Mœurs et coutumes : la nuit porte... chance

Voler, chez l'ethnie Man de la commune de Mô Si San, province de Lai Châu (Nord), c'est autorisé..., mais une nuit par an seulement. Et pas n'importe laquelle : celle de la première pleine lune d'après Têt.

Il est 22 heures. La lune brille de tous ses éclats. C'est la première plein lune d'après Têt. Une grande animation règne dans le village de Seo Hô Thâu, commune de Mô Si San, district de Phong Thô, province de Lai Châu, dans la haute région du Nord. Les sons de bombardes, de gongs... se mêlent aux cris d'excitation. Une centaine d'hommes, adultes, jeunes et moins jeunes, sont regroupés, prêts à débuter leur nuit de larcins. "C'est pour avoir de la chance toute l'année", explique Tân Phu Leng, le chaman du village.

Gagnant à tous les coups

Cette fête se pratique depuis belle lurette chez les Man vivant dans ce coin montagneux des confins septentrionaux du pays. L'autorisation de voler ne concerne que certaines denrées comme ail, alcool et viande de porc gardée dans la maison. Si le voleur est pris en flagrant délit par le propriétaire, ce dernier lui inflige une peine qui est une... bonne rasade d'alcool.

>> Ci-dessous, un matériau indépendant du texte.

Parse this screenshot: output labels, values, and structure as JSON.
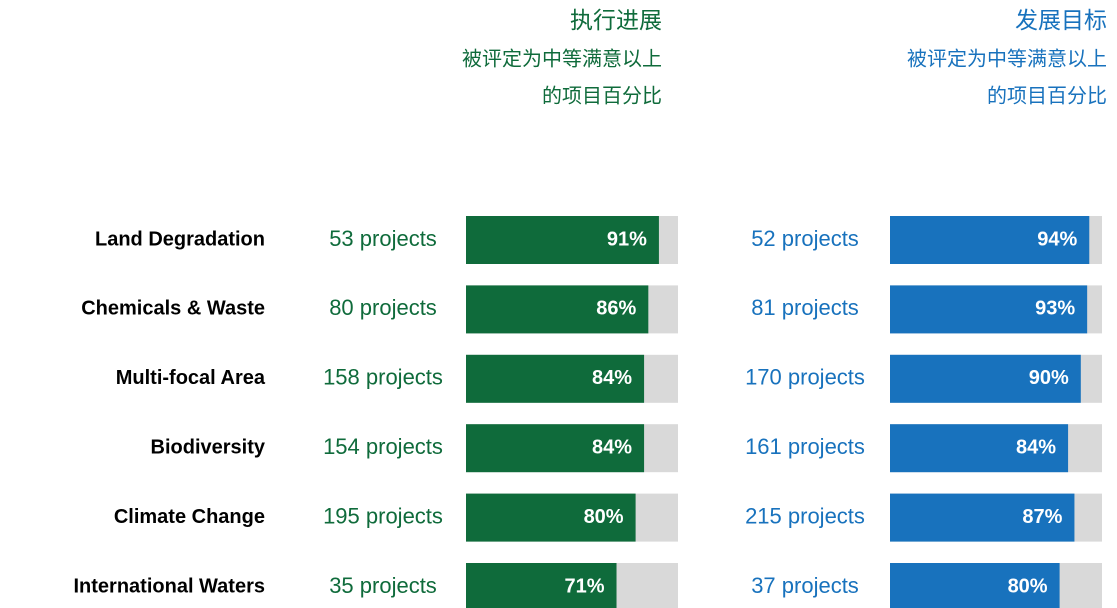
{
  "chart_data": {
    "type": "bar",
    "categories": [
      "Land Degradation",
      "Chemicals & Waste",
      "Multi-focal Area",
      "Biodiversity",
      "Climate Change",
      "International Waters"
    ],
    "xlim": [
      0,
      100
    ],
    "series": [
      {
        "name": "执行进展",
        "subtitle": [
          "被评定为中等满意以上",
          "的项目百分比"
        ],
        "color": "#0f6b3b",
        "values": [
          91,
          86,
          84,
          84,
          80,
          71
        ],
        "value_labels": [
          "91%",
          "86%",
          "84%",
          "84%",
          "80%",
          "71%"
        ],
        "project_labels": [
          "53 projects",
          "80 projects",
          "158 projects",
          "154 projects",
          "195 projects",
          "35 projects"
        ]
      },
      {
        "name": "发展目标",
        "subtitle": [
          "被评定为中等满意以上",
          "的项目百分比"
        ],
        "color": "#1872bd",
        "values": [
          94,
          93,
          90,
          84,
          87,
          80
        ],
        "value_labels": [
          "94%",
          "93%",
          "90%",
          "84%",
          "87%",
          "80%"
        ],
        "project_labels": [
          "52 projects",
          "81 projects",
          "170 projects",
          "161 projects",
          "215 projects",
          "37 projects"
        ]
      }
    ]
  }
}
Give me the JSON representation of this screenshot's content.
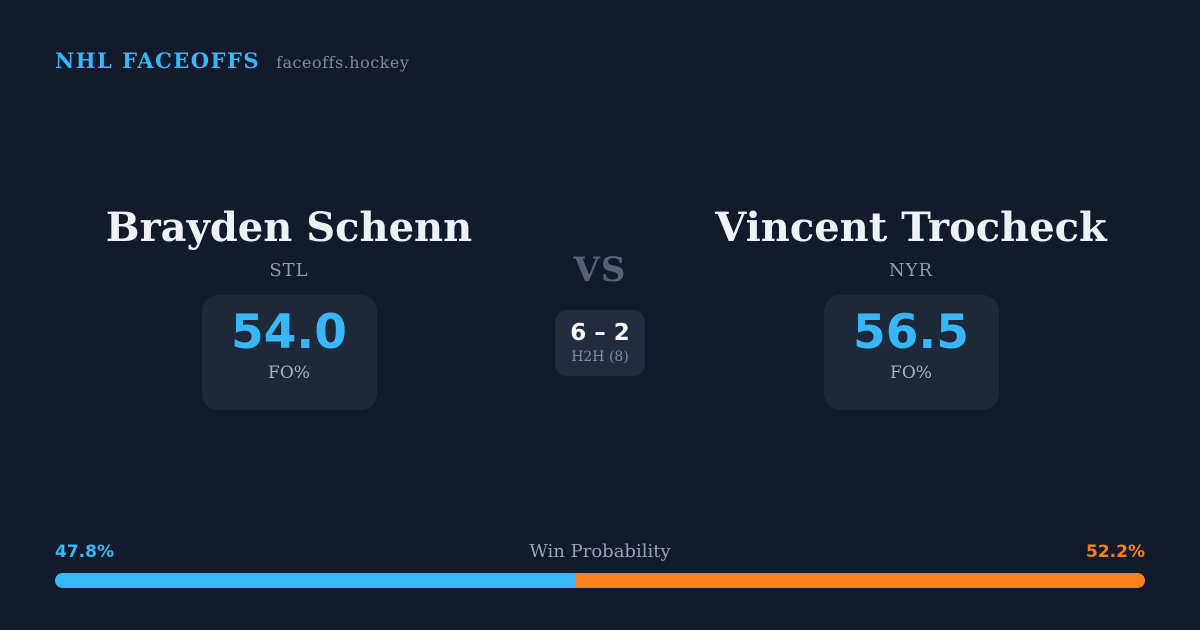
{
  "header": {
    "brand": "NHL FACEOFFS",
    "site": "faceoffs.hockey"
  },
  "matchup": {
    "left": {
      "name": "Brayden Schenn",
      "team": "STL",
      "stat_value": "54.0",
      "stat_label": "FO%"
    },
    "right": {
      "name": "Vincent Trocheck",
      "team": "NYR",
      "stat_value": "56.5",
      "stat_label": "FO%"
    },
    "center": {
      "vs_label": "VS",
      "h2h_score": "6 – 2",
      "h2h_label": "H2H (8)"
    }
  },
  "win_probability": {
    "title": "Win Probability",
    "left_label": "47.8%",
    "right_label": "52.2%",
    "left_pct": 47.8,
    "right_pct": 52.2
  },
  "colors": {
    "accent_blue": "#38b7f8",
    "accent_orange": "#f8821a",
    "background": "#121a2c",
    "card": "#1d2838",
    "chip": "#212c3e"
  }
}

Dans le cas où le voleur réussit son larcin, c'est-à-dire qu'il réussit à dérober quelque chose sans que le propriétaire ne lui mette le grappin dessus, il revient voir la victime avec le butin pour demander une récompense qui n'est rien d'autre qu'un... grand verre d'alcool. Donc, que le vol réussisse ou échoue, le "voleur" a le droit à sa rasade de vin de riz. La seule différence, c'est en termes de chance pour l'année qui débute. Le voleur qui se fait coincer en perd, la famille qui l'accueille en gagne. Et vice-versa pour le cas de vol réussi. Peu importe.

"C'est vraiment amusant. La particularité de ce jeu nocturne est que l'on fait un vol collectif, et que tout le monde peut être à la fois voleur et victime", confie Dao Manh Tuong, professeur du collège de Mô Si San. Bien qu'il ne soit pas un Man, cet homme venu de la plaine ne manquera pour rien au monde ces réjouissances printanières.

Dans le clair de lune, la bande de voleurs d'un soir fait le tour des maisons. Première destination : la maison du facteur Ly Van Khin. Sa femme est déjà postée devant le portail du potager. À l'arrivée du groupe, elle brandit un bâton pour barrer le passage. Dans la maison, le mari s'occupe de ses munitions d'alcool et des morceaux de viande fumée suspendus au plafond de la cuisine. Ses 2 filles font le guet aux fenêtres.

Aucun potager n'est épargné

Soudain, la femme pousse un cri. Le mari déboule dans le jardin avec une bouteille d'alcool en main, et alpague 3 gars en train d'arracher de l'ail. La sanction est immédiate : les " malchanceux " ont à siffler chacun un grand verre d'alcool au milieu des acclamations de la troupe. Les propriétaires sont enchantés, car leur chance sera triplée cette année. Mais, leur joie ne dure qu'un instant : un homme se présente soudain devant eux en agitant un morceau de viande. Ly Van Khin débouche une nouvelle bouteille d'alcool, cette fois-ci pour récompenser le voleur talentueux qui reçoit aussi les félicitations et applaudissements de ses acolytes.

La musique reprend de plus belle. Le joyeux bataillon s'ébranle et se dirige vers une autre habitation. Toutes les familles de Mô Si San sont disposées à accueillir ce groupe car cette visite nocturne est gage de chance pour toute l'année.

Averti de la visite prochaine des voleurs chez lui, Tân Phu Neng, chargé des affaires culturelles de la commune, s'éclipse discrètement de la joyeuse bande pour rentrer chez lui et aider sa femme à garder la maisonnée. Le regard vif et la main leste, il réussira à prendre en flagrant délit 2 voleurs de viande dans la cuisine mais se fera siffler une bouteille de tord-boyaux.

Malgré un froid de canard, les réjouissances durent jusqu'à l'aube. Puis chacun rentre dans ses pénates, rond comme une queue de pelle.

"Cette année, aucun potager d'ail de la région n'a été épargné, y compris celui des garde-frontières", s'amuse le lendemain Phung Chin Phang, maire de Mô Si San. En avouant ne pas connaître l'origine de cette coutume, il assure que cette festivité printanière se tient depuis belle lurette au sein de son ethnie, faisant partie des réjouissances les plus captivantes du coin.